Mais se garante que o ambiente dentro de um avião é dos “menos propícios ao contágio de doenças infectocontagiosas onde qualquer pessoa pode estar”. A TAP assegura que a tecnologia de renovação do ar é fiável: “Todos os aviões da TAP estão equipados com um sistema de reciclagem do ar vertical que renova totalmente o ar da cabine com alta frequência, a cada 2/3 minutos, vinte vezes numa hora. Este sistema, vertical, funciona por secções de 5 filas de bancos o que garante ar fresco em todas as zonas do avião, ao mesmo tempo e com a mesma qualidade. Este sistema utiliza filtros HEPA (High Efficiency Particulate Air) idênticos aos utilizados nos blocos operatórios. Estes filtros conseguem extrair 99,999% dos vírus mesmo mais pequenos, incluindo vírus com apenas 0,01 micrómetro. Os vírus da família coronavírus têm uma dimensão entre 0,08 e 0,16 micrómetro, portanto prontamente filtrados pelos filtros HEPA, por seções e a cada 2/3 minutos.”
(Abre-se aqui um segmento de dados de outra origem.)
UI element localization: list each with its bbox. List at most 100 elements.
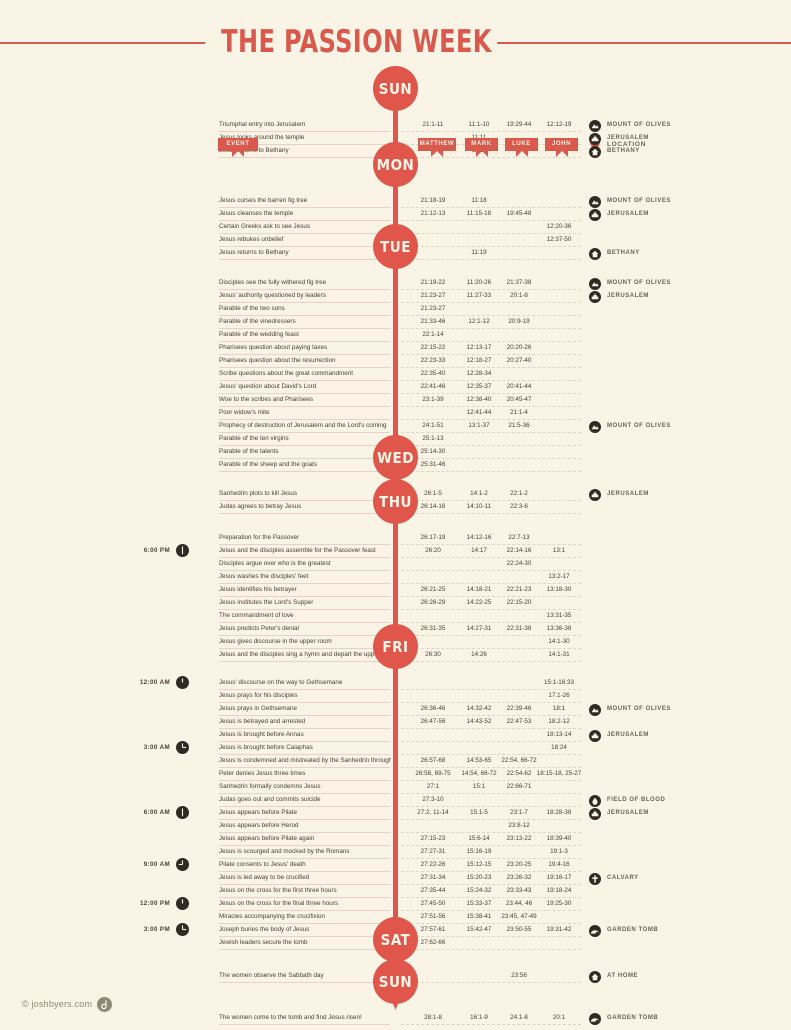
table-row: Jesus is brought before Caiaphas 18:24 [0,742,791,755]
ref-mark: 15:1-5 [470,809,488,816]
city-icon [589,729,601,742]
row-rule [219,741,390,743]
ref-matthew: 27:57-61 [420,926,446,933]
ref-john: 19:1-3 [550,848,568,855]
table-row: Jesus on the cross for the first three h… [0,885,791,898]
ref-mark: 15:1 [472,783,486,790]
ref-luke: 21:5-36 [508,422,530,429]
event-description: Preparation for the Passover [219,534,300,541]
ref-john: 12:12-19 [546,121,572,128]
location-label: BETHANY [607,148,640,154]
ref-mark: 15:42-47 [466,926,492,933]
table-row: Jesus prays in Gethsemane 26:36-46 14:32-4… [0,703,791,716]
table-row: Jesus is brought before Annas 18:13-14 JER… [0,729,791,742]
row-rule-dashed [401,328,581,330]
row-rule-dashed [401,635,581,637]
ref-mark: 15:24-32 [466,887,492,894]
column-header-luke-label: LUKE [512,141,531,147]
ref-matthew: 27:27-31 [420,848,446,855]
ref-mark: 14:54, 66-72 [461,770,497,777]
ref-luke: 23:8-12 [508,822,530,829]
event-description: Jesus identifies his betrayer [219,586,297,593]
day-marker-sun: SUN [373,66,418,117]
ref-luke: 23:26-32 [506,874,532,881]
table-row: Jesus cleanses the temple 21:12-13 11:15-1… [0,208,791,221]
event-description: Parable of the ten virgins [219,435,289,442]
ref-matthew: 23:1-39 [422,396,444,403]
ref-matthew: 25:14-30 [420,448,446,455]
city-icon [589,807,601,820]
location-label: GARDEN TOMB [607,927,659,933]
ref-matthew: 26:31-35 [420,625,446,632]
ref-luke: 22:3-6 [510,503,528,510]
day-marker-sun: SUN [373,959,418,1010]
table-row: Jesus and the disciples assemble for the… [0,545,791,558]
time-label: 12:00 AM [139,679,170,686]
row-rule-dashed [401,583,581,585]
table-row: Jesus predicts Peter's denial 26:31-35 14:… [0,623,791,636]
ref-mark: 14:12-16 [466,534,492,541]
event-description: Jesus' authority questioned by leaders [219,292,326,299]
copyright-icon: © [22,999,29,1009]
ref-matthew: 21:23-27 [420,292,446,299]
page-title: THE PASSION WEEK [216,22,497,62]
ref-mark: 12:38-40 [466,396,492,403]
row-rule-dashed [401,246,581,248]
location-label: JERUSALEM [607,135,649,141]
row-rule-dashed [401,367,581,369]
row-rule-dashed [401,596,581,598]
footer: © joshbyers.com [22,994,113,1014]
ref-luke: 23:33-43 [506,887,532,894]
row-rule [219,871,390,873]
ref-mark: 11:19 [471,249,487,256]
table-row: Prophecy of destruction of Jerusalem and… [0,420,791,433]
ref-mark: 11:27-33 [466,292,492,299]
row-rule [219,144,390,146]
ref-mark: 15:12-15 [466,861,492,868]
table-row: Jesus' authority questioned by leaders 21… [0,290,791,303]
column-header-mark: MARK [465,138,498,157]
table-row: Disciples argue over who is the greatest… [0,558,791,571]
event-description: Jesus appears before Pilate again [219,835,315,842]
table-row: Jesus identifies his betrayer 26:21-25 14:… [0,584,791,597]
event-description: Parable of the talents [219,448,279,455]
ref-luke: 22:31-38 [506,625,532,632]
ref-luke: 20:27-40 [506,357,532,364]
table-row: Joseph buries the body of Jesus 27:57-61 1… [0,924,791,937]
row-rule-dashed [401,557,581,559]
ref-mark: 15:16-19 [466,848,492,855]
row-rule [219,949,390,951]
clock-icon-6pm [176,544,189,557]
ref-matthew: 27:1 [426,783,440,790]
table-row: The women come to the tomb and find Jesu… [0,1012,791,1025]
event-description: The women come to the tomb and find Jesu… [219,1014,362,1021]
row-rule-dashed [401,845,581,847]
row-rule-dashed [401,884,581,886]
row-rule-dashed [401,380,581,382]
location-label: JERUSALEM [607,211,649,217]
ref-mark: 14:17 [471,547,487,554]
city-icon [589,488,601,501]
event-description: Pharisees question about the resurrectio… [219,357,336,364]
table-row: Jesus is led away to be crucified 27:31-3… [0,872,791,885]
table-row: Jesus is condemned and mistreated by the… [0,755,791,768]
ref-mark: 12:18-27 [466,357,492,364]
row-rule [219,131,390,133]
table-row: Pharisees question about the resurrectio… [0,355,791,368]
table-row: Parable of the vinedressers 21:33-46 12:1-… [0,316,791,329]
event-description: Scribe questions about the great command… [219,370,354,377]
ref-john: 18:13-14 [546,731,572,738]
row-rule-dashed [401,702,581,704]
ref-mark: 12:35-37 [466,383,492,390]
clock-icon-12am [176,676,189,689]
ref-mark: 15:33-37 [466,900,492,907]
table-row: Jesus appears before Pilate again 27:15-2… [0,833,791,846]
ref-matthew: 26:20 [425,547,441,554]
table-row: Scribe questions about the great command… [0,368,791,381]
row-rule-dashed [401,1024,581,1026]
title-bar: THE PASSION WEEK [0,22,791,64]
event-description: Parable of the vinedressers [219,318,296,325]
table-row: Miracles accompanying the crucifixion 27:… [0,911,791,924]
row-rule-dashed [401,131,581,133]
row-rule [219,583,390,585]
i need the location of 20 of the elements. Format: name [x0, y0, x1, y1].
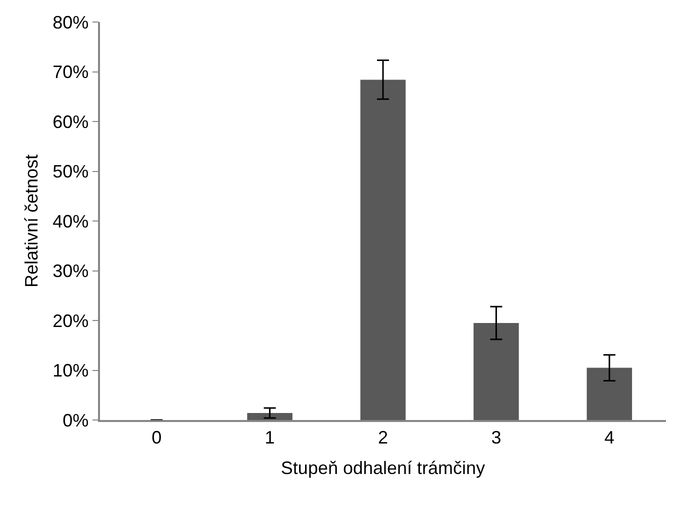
bar	[247, 413, 292, 420]
x-tick-label: 0	[152, 427, 162, 448]
y-tick-label: 70%	[52, 62, 89, 82]
y-tick-label: 40%	[52, 211, 89, 232]
y-tick-label: 30%	[52, 261, 89, 282]
x-tick-label: 3	[491, 427, 502, 448]
y-tick-label: 10%	[52, 360, 89, 381]
bar	[474, 322, 519, 420]
y-tick-label: 20%	[52, 310, 89, 331]
y-tick-label: 60%	[52, 112, 89, 132]
y-tick-label: 0%	[62, 410, 89, 430]
y-tick-label: 50%	[52, 162, 89, 182]
bar	[586, 368, 632, 420]
bar	[360, 80, 406, 420]
y-axis-title: Relativní četnost	[21, 154, 42, 288]
x-axis-title: Stupeň odhalení trámčiny	[280, 458, 486, 478]
y-tick-label: 80%	[52, 12, 89, 32]
x-tick-label: 2	[378, 427, 388, 448]
x-tick-label: 1	[264, 427, 275, 448]
x-tick-label: 4	[604, 427, 614, 448]
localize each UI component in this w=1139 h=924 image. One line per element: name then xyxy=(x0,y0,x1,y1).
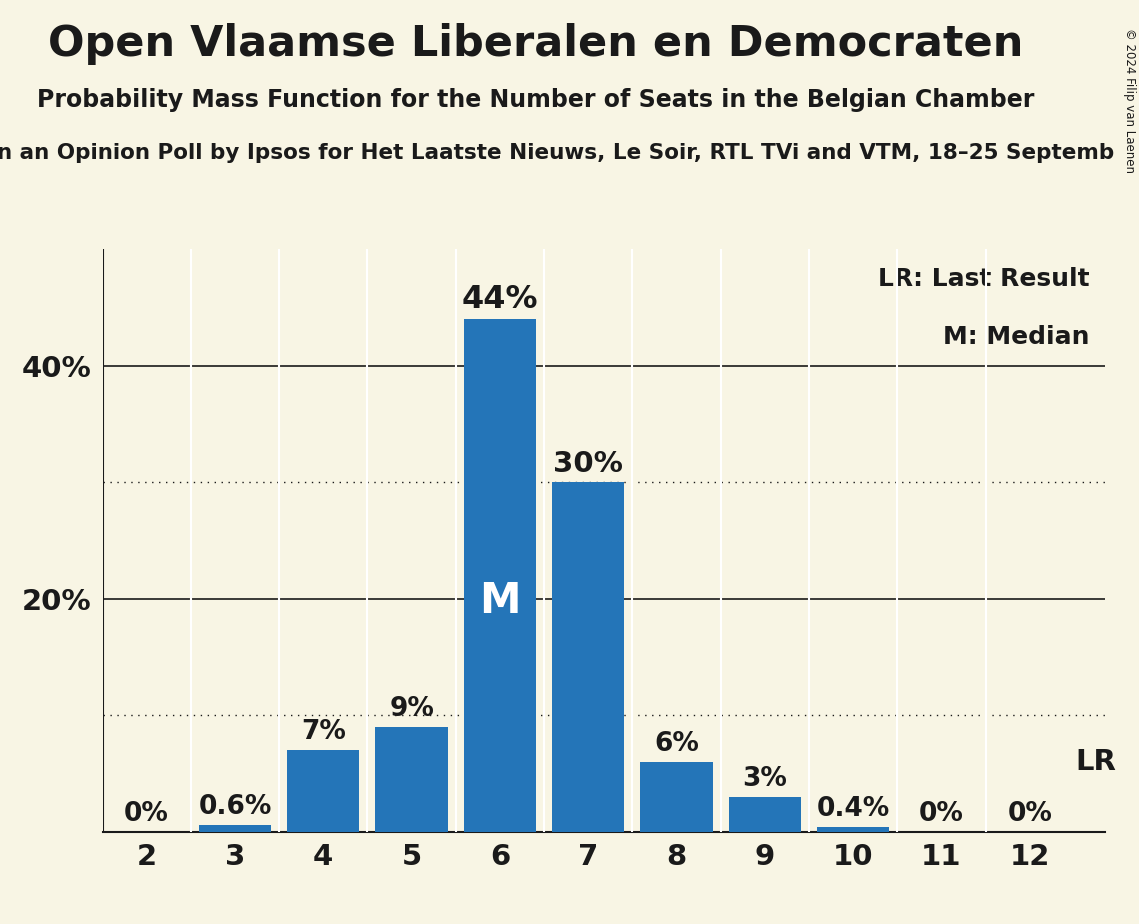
Text: 44%: 44% xyxy=(461,284,538,315)
Bar xyxy=(199,824,271,832)
Bar xyxy=(640,761,713,832)
Text: 9%: 9% xyxy=(390,696,434,723)
Text: 0.6%: 0.6% xyxy=(198,794,272,820)
Text: 6%: 6% xyxy=(654,731,699,757)
Text: 0%: 0% xyxy=(919,801,964,827)
Bar xyxy=(729,796,801,832)
Text: © 2024 Filip van Laenen: © 2024 Filip van Laenen xyxy=(1123,28,1136,173)
Text: n an Opinion Poll by Ipsos for Het Laatste Nieuws, Le Soir, RTL TVi and VTM, 18–: n an Opinion Poll by Ipsos for Het Laats… xyxy=(0,143,1114,164)
Bar xyxy=(552,482,624,832)
Text: M: Median: M: Median xyxy=(943,325,1090,349)
Text: 30%: 30% xyxy=(554,450,623,478)
Bar xyxy=(287,750,360,832)
Text: LR: LR xyxy=(1075,748,1116,776)
Text: Open Vlaamse Liberalen en Democraten: Open Vlaamse Liberalen en Democraten xyxy=(48,23,1023,65)
Text: M: M xyxy=(480,580,521,622)
Text: 0%: 0% xyxy=(1007,801,1052,827)
Text: 3%: 3% xyxy=(743,766,787,792)
Bar xyxy=(376,727,448,832)
Text: Probability Mass Function for the Number of Seats in the Belgian Chamber: Probability Mass Function for the Number… xyxy=(36,88,1034,112)
Text: LR: Last Result: LR: Last Result xyxy=(878,267,1090,291)
Text: 0.4%: 0.4% xyxy=(817,796,890,822)
Text: 0%: 0% xyxy=(124,801,169,827)
Bar xyxy=(464,320,536,832)
Bar xyxy=(817,827,890,832)
Text: 7%: 7% xyxy=(301,720,346,746)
Há poucos dias, mais precisamente a 11 de março, Anabela Jorge, diretora da Unidade Cuidados de Saúde (UCS) do grupo TAP, reconheceu em declarações à SIC Notícias, que não havia sido colocada em quarentena a tripulação do voo que transportou uma pessoa infectada com o novo coronavírus, algo que vai contra as recomendações da DGS. O sindicato diz que está disposto a avançar para tribunal.
O Expresso procurou ainda obter uma posição do Ministério das Infraestruturas e Habitação, liderado por Pedro Nuno Santos e que tem a tutela direta da TAP, mas não teve qualquer resposta nesse sentido.